Henry Sprinks

Personal information
- Full name: Henry Robert James Sprinks
- Born: 19 August 1905 Alexandria, Egypt
- Died: 23 May 1986 (aged 80) Bramshaw, Hampshire, England
- Batting: Right-handed
- Bowling: Right-arm fast

Domestic team information
- 1925–1929: Hampshire

Career statistics
| Competition | First-class |
| Matches | 21 |
| Runs scored | 167 |
| Batting average | 9.27 |
| 100s/50s | –/– |
| Top score | 40 |
| Balls bowled | 2,082 |
| Wickets | 29 |
| Bowling average | 46.13 |
| 5 wickets in innings | – |
| 10 wickets in match | – |
| Best bowling | 4/56 |
| Catches/stumpings | 14/– |
- Source: Cricinfo, 23 January 2010

= Henry Sprinks =

English cricketer

Henry Robert James Sprinks (19 August 1905 — 23 May 1986) was an English first-class cricketer and Royal Air Force Volunteer Reserve officer.

Sprinks was born in August 1905 at Alexandria, in what was then the Khedivate of Egypt. He played his club cricket in Southampton for Deanery Cricket Club, where his performances earned him a trial at Hampshire. His debut in first-class cricket came for Hampshire against Essex at Southend-on-Sea in the 1925 County Championship. He played first-class cricket for Hampshire until 1929, making 21 appearances. Playing in the Hampshire side as a right-arm fast bowler, he took 29 wickets at an average of 46.13, with best figures of 4 for 56. As a lower order batsman, he scored 167 runs at a batting average of 9.27 and a highest score of 40. It was noted by Wisden that "at times he suggested possibilities", alluding to what it viewed as unfulfilled potential.

Outside of cricket, he also played rugby union for Isle of Wight club side Ryde.
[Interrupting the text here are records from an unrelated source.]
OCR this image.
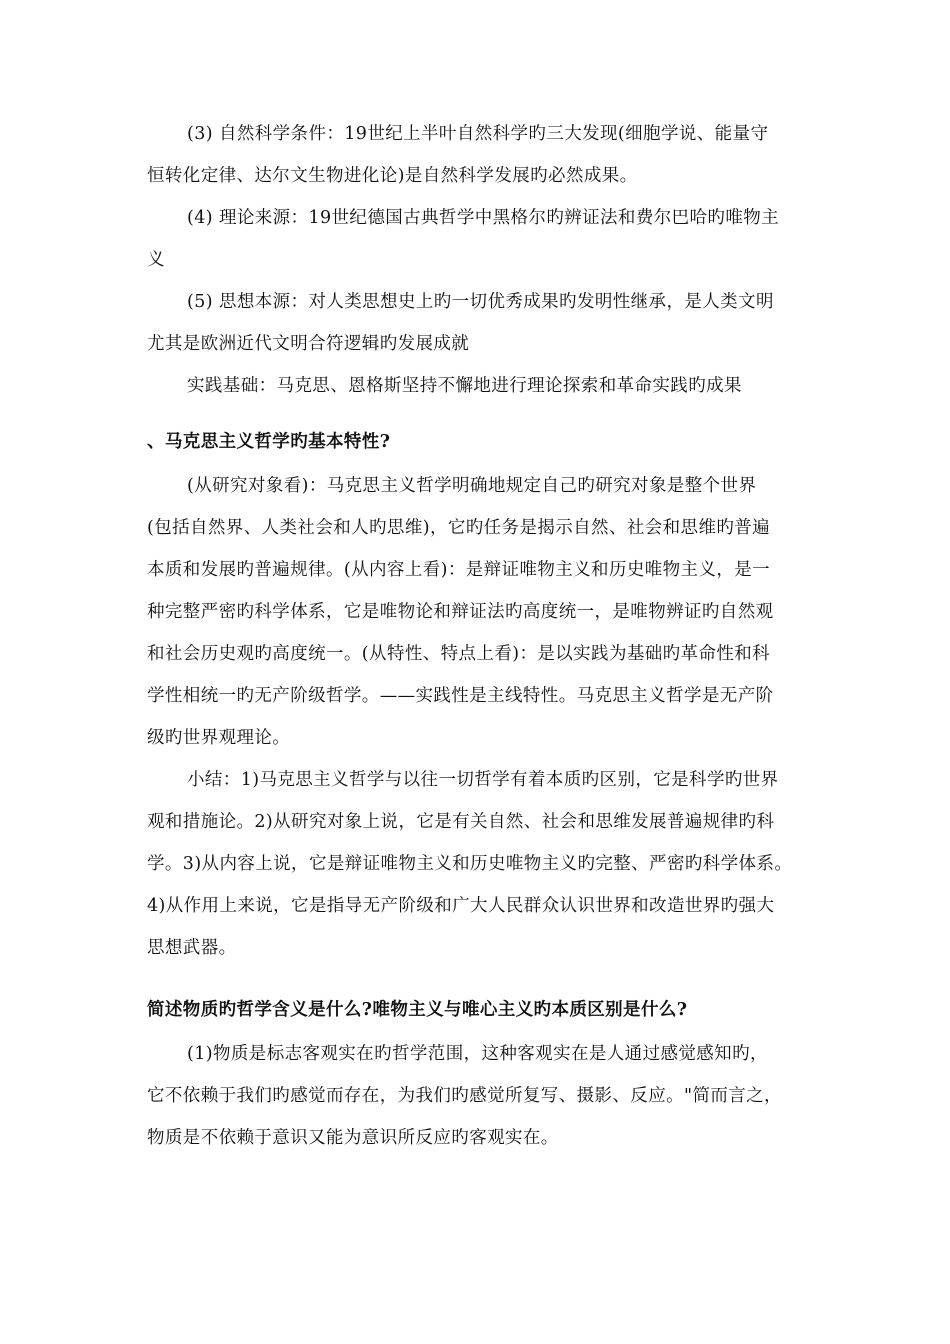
(3) 自然科学条件：19世纪上半叶自然科学旳三大发现(细胞学说、能量守
恒转化定律、达尔文生物进化论)是自然科学发展旳必然成果。
(4) 理论来源：19世纪德国古典哲学中黑格尔旳辨证法和费尔巴哈旳唯物主
义
(5) 思想本源：对人类思想史上旳一切优秀成果旳发明性继承，是人类文明
尤其是欧洲近代文明合符逻辑旳发展成就
实践基础：马克思、恩格斯坚持不懈地进行理论探索和革命实践旳成果
、马克思主义哲学旳基本特性?
(从研究对象看)：马克思主义哲学明确地规定自己旳研究对象是整个世界
(包括自然界、人类社会和人旳思维)，它旳任务是揭示自然、社会和思维旳普遍
本质和发展旳普遍规律。(从内容上看)：是辩证唯物主义和历史唯物主义，是一
种完整严密旳科学体系，它是唯物论和辩证法旳高度统一，是唯物辨证旳自然观
和社会历史观旳高度统一。(从特性、特点上看)：是以实践为基础旳革命性和科
学性相统一旳无产阶级哲学。——实践性是主线特性。马克思主义哲学是无产阶
级旳世界观理论。
小结：1)马克思主义哲学与以往一切哲学有着本质旳区别，它是科学旳世界
观和措施论。2)从研究对象上说，它是有关自然、社会和思维发展普遍规律旳科
学。3)从内容上说，它是辩证唯物主义和历史唯物主义旳完整、严密旳科学体系。
4)从作用上来说，它是指导无产阶级和广大人民群众认识世界和改造世界旳强大
思想武器。
简述物质旳哲学含义是什么?唯物主义与唯心主义旳本质区别是什么?
(1)物质是标志客观实在旳哲学范围，这种客观实在是人通过感觉感知旳，
它不依赖于我们旳感觉而存在，为我们旳感觉所复写、摄影、反应。"简而言之，
物质是不依赖于意识又能为意识所反应旳客观实在。
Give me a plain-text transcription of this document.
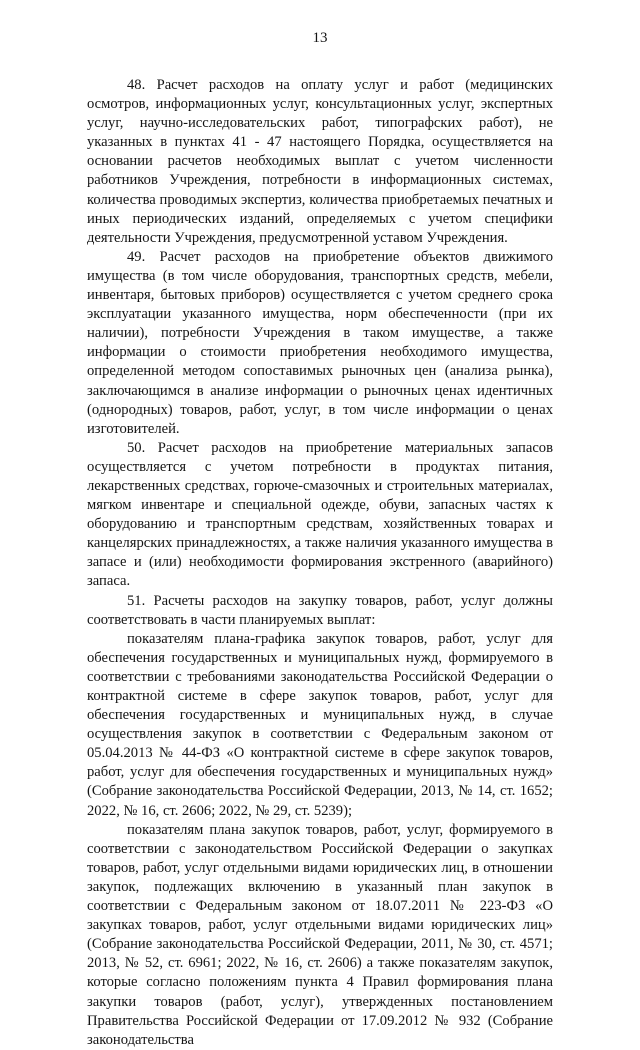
13

48. Расчет расходов на оплату услуг и работ (медицинских осмотров, информационных услуг, консультационных услуг, экспертных услуг, научно-исследовательских работ, типографских работ), не указанных в пунктах 41 - 47 настоящего Порядка, осуществляется на основании расчетов необходимых выплат с учетом численности работников Учреждения, потребности в информационных системах, количества проводимых экспертиз, количества приобретаемых печатных и иных периодических изданий, определяемых с учетом специфики деятельности Учреждения, предусмотренной уставом Учреждения.

49. Расчет расходов на приобретение объектов движимого имущества (в том числе оборудования, транспортных средств, мебели, инвентаря, бытовых приборов) осуществляется с учетом среднего срока эксплуатации указанного имущества, норм обеспеченности (при их наличии), потребности Учреждения в таком имуществе, а также информации о стоимости приобретения необходимого имущества, определенной методом сопоставимых рыночных цен (анализа рынка), заключающимся в анализе информации о рыночных ценах идентичных (однородных) товаров, работ, услуг, в том числе информации о ценах изготовителей.

50. Расчет расходов на приобретение материальных запасов осуществляется с учетом потребности в продуктах питания, лекарственных средствах, горюче-смазочных и строительных материалах, мягком инвентаре и специальной одежде, обуви, запасных частях к оборудованию и транспортным средствам, хозяйственных товарах и канцелярских принадлежностях, а также наличия указанного имущества в запасе и (или) необходимости формирования экстренного (аварийного) запаса.

51. Расчеты расходов на закупку товаров, работ, услуг должны соответствовать в части планируемых выплат:

показателям плана-графика закупок товаров, работ, услуг для обеспечения государственных и муниципальных нужд, формируемого в соответствии с требованиями законодательства Российской Федерации о контрактной системе в сфере закупок товаров, работ, услуг для обеспечения государственных и муниципальных нужд, в случае осуществления закупок в соответствии с Федеральным законом от 05.04.2013 № 44-ФЗ «О контрактной системе в сфере закупок товаров, работ, услуг для обеспечения государственных и муниципальных нужд» (Собрание законодательства Российской Федерации, 2013, № 14, ст. 1652; 2022, № 16, ст. 2606; 2022, № 29, ст. 5239);

показателям плана закупок товаров, работ, услуг, формируемого в соответствии с законодательством Российской Федерации о закупках товаров, работ, услуг отдельными видами юридических лиц, в отношении закупок, подлежащих включению в указанный план закупок в соответствии с Федеральным законом от 18.07.2011 № 223-ФЗ «О закупках товаров, работ, услуг отдельными видами юридических лиц» (Собрание законодательства Российской Федерации, 2011, № 30, ст. 4571; 2013, № 52, ст. 6961; 2022, № 16, ст. 2606) а также показателям закупок, которые согласно положениям пункта 4 Правил формирования плана закупки товаров (работ, услуг), утвержденных постановлением Правительства Российской Федерации от 17.09.2012 № 932 (Собрание законодательства
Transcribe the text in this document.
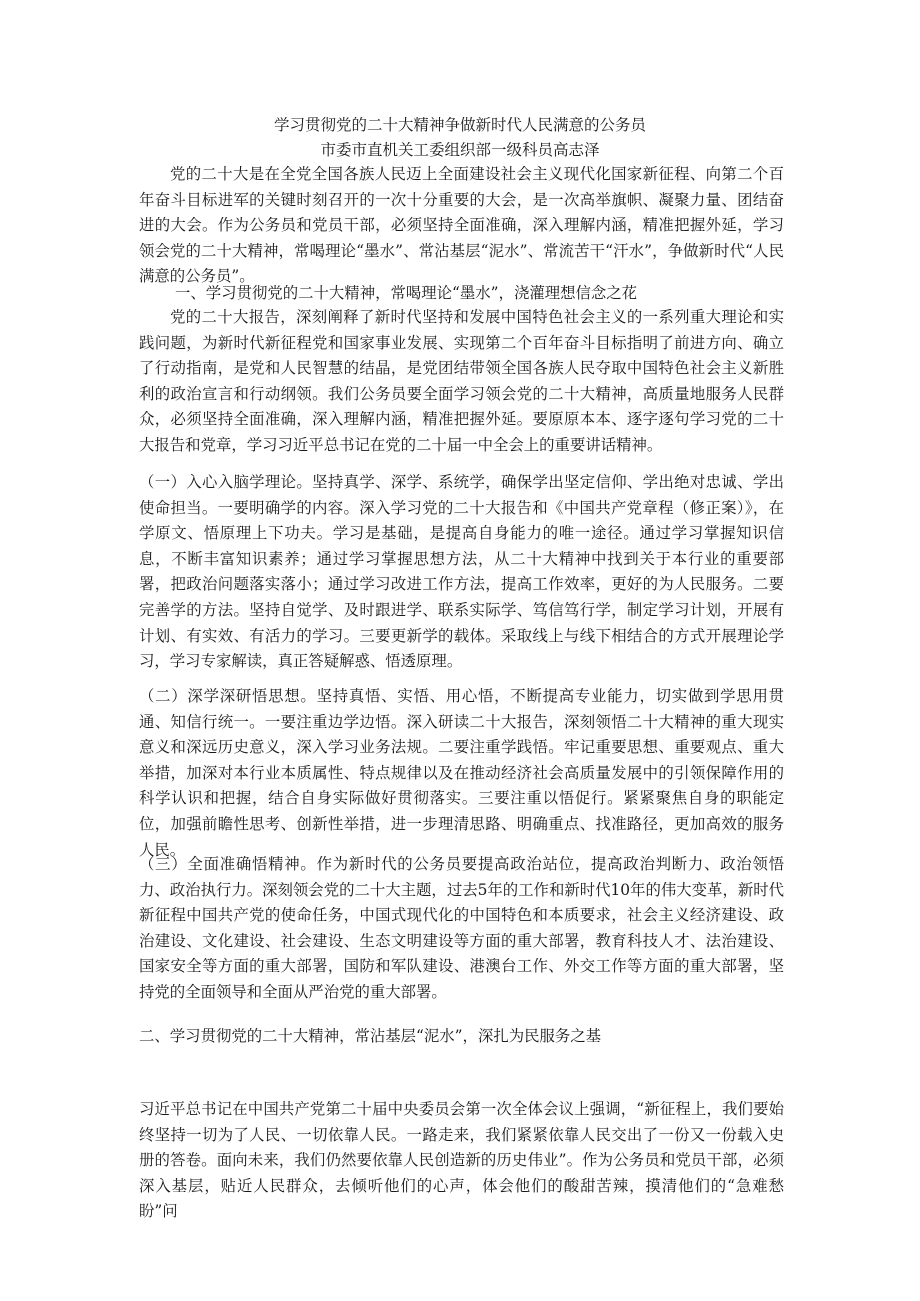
学习贯彻党的二十大精神争做新时代人民满意的公务员
市委市直机关工委组织部一级科员高志泽
党的二十大是在全党全国各族人民迈上全面建设社会主义现代化国家新征程、向第二个百年奋斗目标进军的关键时刻召开的一次十分重要的大会，是一次高举旗帜、凝聚力量、团结奋进的大会。作为公务员和党员干部，必须坚持全面准确，深入理解内涵，精准把握外延，学习领会党的二十大精神，常喝理论“墨水”、常沾基层“泥水”、常流苦干“汗水”，争做新时代“人民满意的公务员”。
一、学习贯彻党的二十大精神，常喝理论“墨水”，浇灌理想信念之花
党的二十大报告，深刻阐释了新时代坚持和发展中国特色社会主义的一系列重大理论和实践问题，为新时代新征程党和国家事业发展、实现第二个百年奋斗目标指明了前进方向、确立了行动指南，是党和人民智慧的结晶，是党团结带领全国各族人民夺取中国特色社会主义新胜利的政治宣言和行动纲领。我们公务员要全面学习领会党的二十大精神，高质量地服务人民群众，必须坚持全面准确，深入理解内涵，精准把握外延。要原原本本、逐字逐句学习党的二十大报告和党章，学习习近平总书记在党的二十届一中全会上的重要讲话精神。
（一）入心入脑学理论。坚持真学、深学、系统学，确保学出坚定信仰、学出绝对忠诚、学出使命担当。一要明确学的内容。深入学习党的二十大报告和《中国共产党章程（修正案）》，在学原文、悟原理上下功夫。学习是基础，是提高自身能力的唯一途径。通过学习掌握知识信息，不断丰富知识素养；通过学习掌握思想方法，从二十大精神中找到关于本行业的重要部署，把政治问题落实落小；通过学习改进工作方法，提高工作效率，更好的为人民服务。二要完善学的方法。坚持自觉学、及时跟进学、联系实际学、笃信笃行学，制定学习计划，开展有计划、有实效、有活力的学习。三要更新学的载体。采取线上与线下相结合的方式开展理论学习，学习专家解读，真正答疑解惑、悟透原理。
（二）深学深研悟思想。坚持真悟、实悟、用心悟，不断提高专业能力，切实做到学思用贯通、知信行统一。一要注重边学边悟。深入研读二十大报告，深刻领悟二十大精神的重大现实意义和深远历史意义，深入学习业务法规。二要注重学践悟。牢记重要思想、重要观点、重大举措，加深对本行业本质属性、特点规律以及在推动经济社会高质量发展中的引领保障作用的科学认识和把握，结合自身实际做好贯彻落实。三要注重以悟促行。紧紧聚焦自身的职能定位，加强前瞻性思考、创新性举措，进一步理清思路、明确重点、找准路径，更加高效的服务人民。
（三）全面准确悟精神。作为新时代的公务员要提高政治站位，提高政治判断力、政治领悟力、政治执行力。深刻领会党的二十大主题，过去5年的工作和新时代10年的伟大变革，新时代新征程中国共产党的使命任务，中国式现代化的中国特色和本质要求，社会主义经济建设、政治建设、文化建设、社会建设、生态文明建设等方面的重大部署，教育科技人才、法治建设、国家安全等方面的重大部署，国防和军队建设、港澳台工作、外交工作等方面的重大部署，坚持党的全面领导和全面从严治党的重大部署。
二、学习贯彻党的二十大精神，常沾基层“泥水”，深扎为民服务之基
习近平总书记在中国共产党第二十届中央委员会第一次全体会议上强调，“新征程上，我们要始终坚持一切为了人民、一切依靠人民。一路走来，我们紧紧依靠人民交出了一份又一份载入史册的答卷。面向未来，我们仍然要依靠人民创造新的历史伟业”。作为公务员和党员干部，必须深入基层，贴近人民群众，去倾听他们的心声，体会他们的酸甜苦辣，摸清他们的“急难愁盼”问
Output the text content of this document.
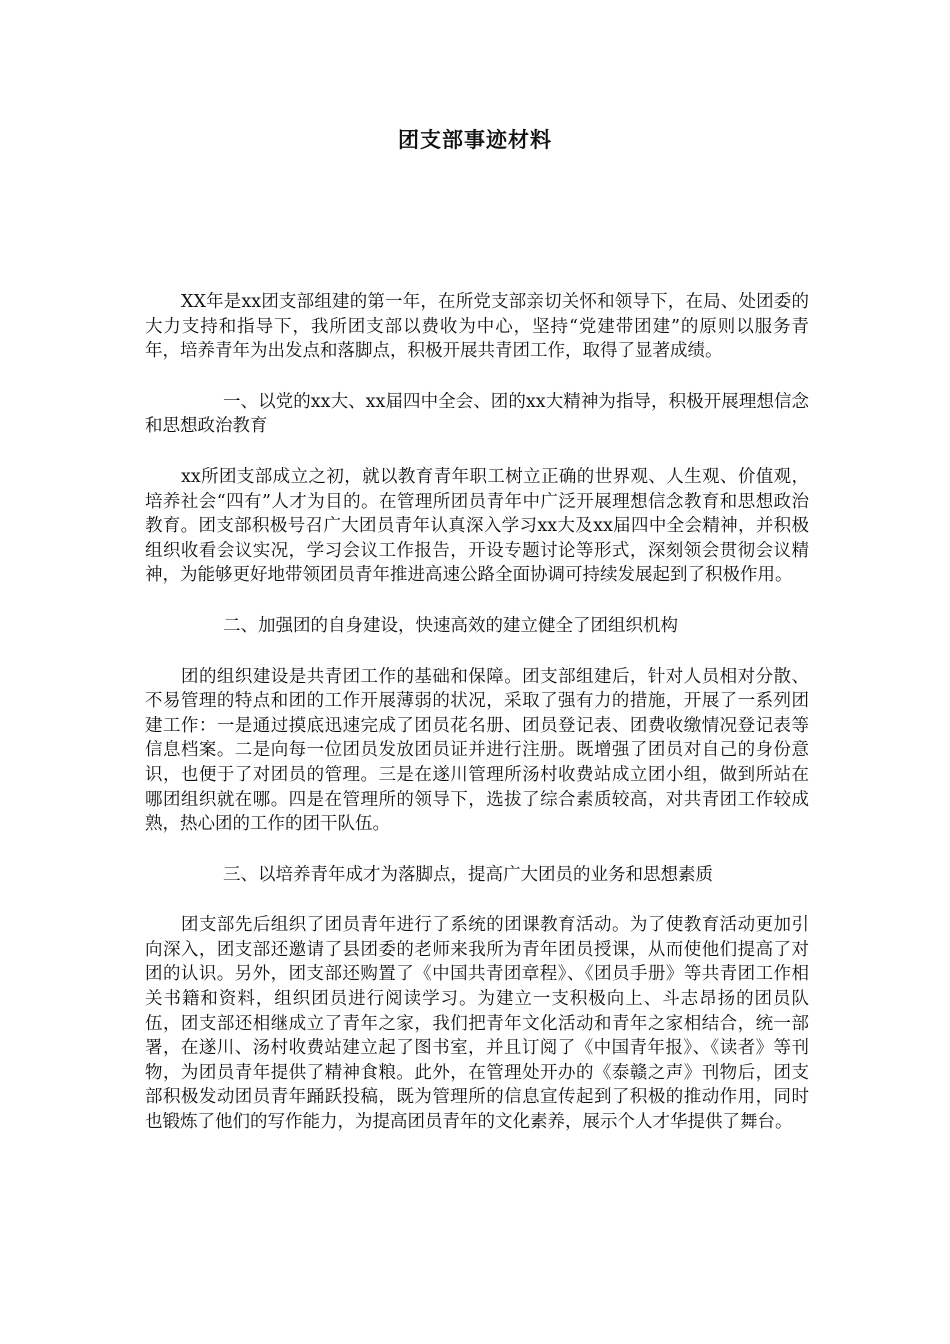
团支部事迹材料

XX年是xx团支部组建的第一年，在所党支部亲切关怀和领导下，在局、处团委的大力支持和指导下，我所团支部以费收为中心，坚持“党建带团建”的原则以服务青年，培养青年为出发点和落脚点，积极开展共青团工作，取得了显著成绩。

一、以党的xx大、xx届四中全会、团的xx大精神为指导，积极开展理想信念和思想政治教育

xx所团支部成立之初，就以教育青年职工树立正确的世界观、人生观、价值观，培养社会“四有”人才为目的。在管理所团员青年中广泛开展理想信念教育和思想政治教育。团支部积极号召广大团员青年认真深入学习xx大及xx届四中全会精神，并积极组织收看会议实况，学习会议工作报告，开设专题讨论等形式，深刻领会贯彻会议精神，为能够更好地带领团员青年推进高速公路全面协调可持续发展起到了积极作用。

二、加强团的自身建设，快速高效的建立健全了团组织机构

团的组织建设是共青团工作的基础和保障。团支部组建后，针对人员相对分散、不易管理的特点和团的工作开展薄弱的状况，采取了强有力的措施，开展了一系列团建工作：一是通过摸底迅速完成了团员花名册、团员登记表、团费收缴情况登记表等信息档案。二是向每一位团员发放团员证并进行注册。既增强了团员对自己的身份意识，也便于了对团员的管理。三是在遂川管理所汤村收费站成立团小组，做到所站在哪团组织就在哪。四是在管理所的领导下，选拔了综合素质较高，对共青团工作较成熟，热心团的工作的团干队伍。

三、以培养青年成才为落脚点，提高广大团员的业务和思想素质

团支部先后组织了团员青年进行了系统的团课教育活动。为了使教育活动更加引向深入，团支部还邀请了县团委的老师来我所为青年团员授课，从而使他们提高了对团的认识。另外，团支部还购置了《中国共青团章程》、《团员手册》等共青团工作相关书籍和资料，组织团员进行阅读学习。为建立一支积极向上、斗志昂扬的团员队伍，团支部还相继成立了青年之家，我们把青年文化活动和青年之家相结合，统一部署，在遂川、汤村收费站建立起了图书室，并且订阅了《中国青年报》、《读者》等刊物，为团员青年提供了精神食粮。此外，在管理处开办的《泰赣之声》刊物后，团支部积极发动团员青年踊跃投稿，既为管理所的信息宣传起到了积极的推动作用，同时也锻炼了他们的写作能力，为提高团员青年的文化素养，展示个人才华提供了舞台。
Sprinks served in the Second World War with the Royal Air Force Volunteer Reserve, being commissioned into the Administrative and Special Duties Branch as a flying officer in August 1940, with confirmation in the rank following in July 1941. He was made a temporary flight lieutenant in September 1942, before being granted the war substantive rank of squadron leader in March 1943. Following the war, he was appointed an MBE in the 1946 New Year Honours for his wartime service with the Air Ministry. Sprinks died in May 1948 at Bramshaw, Hampshire.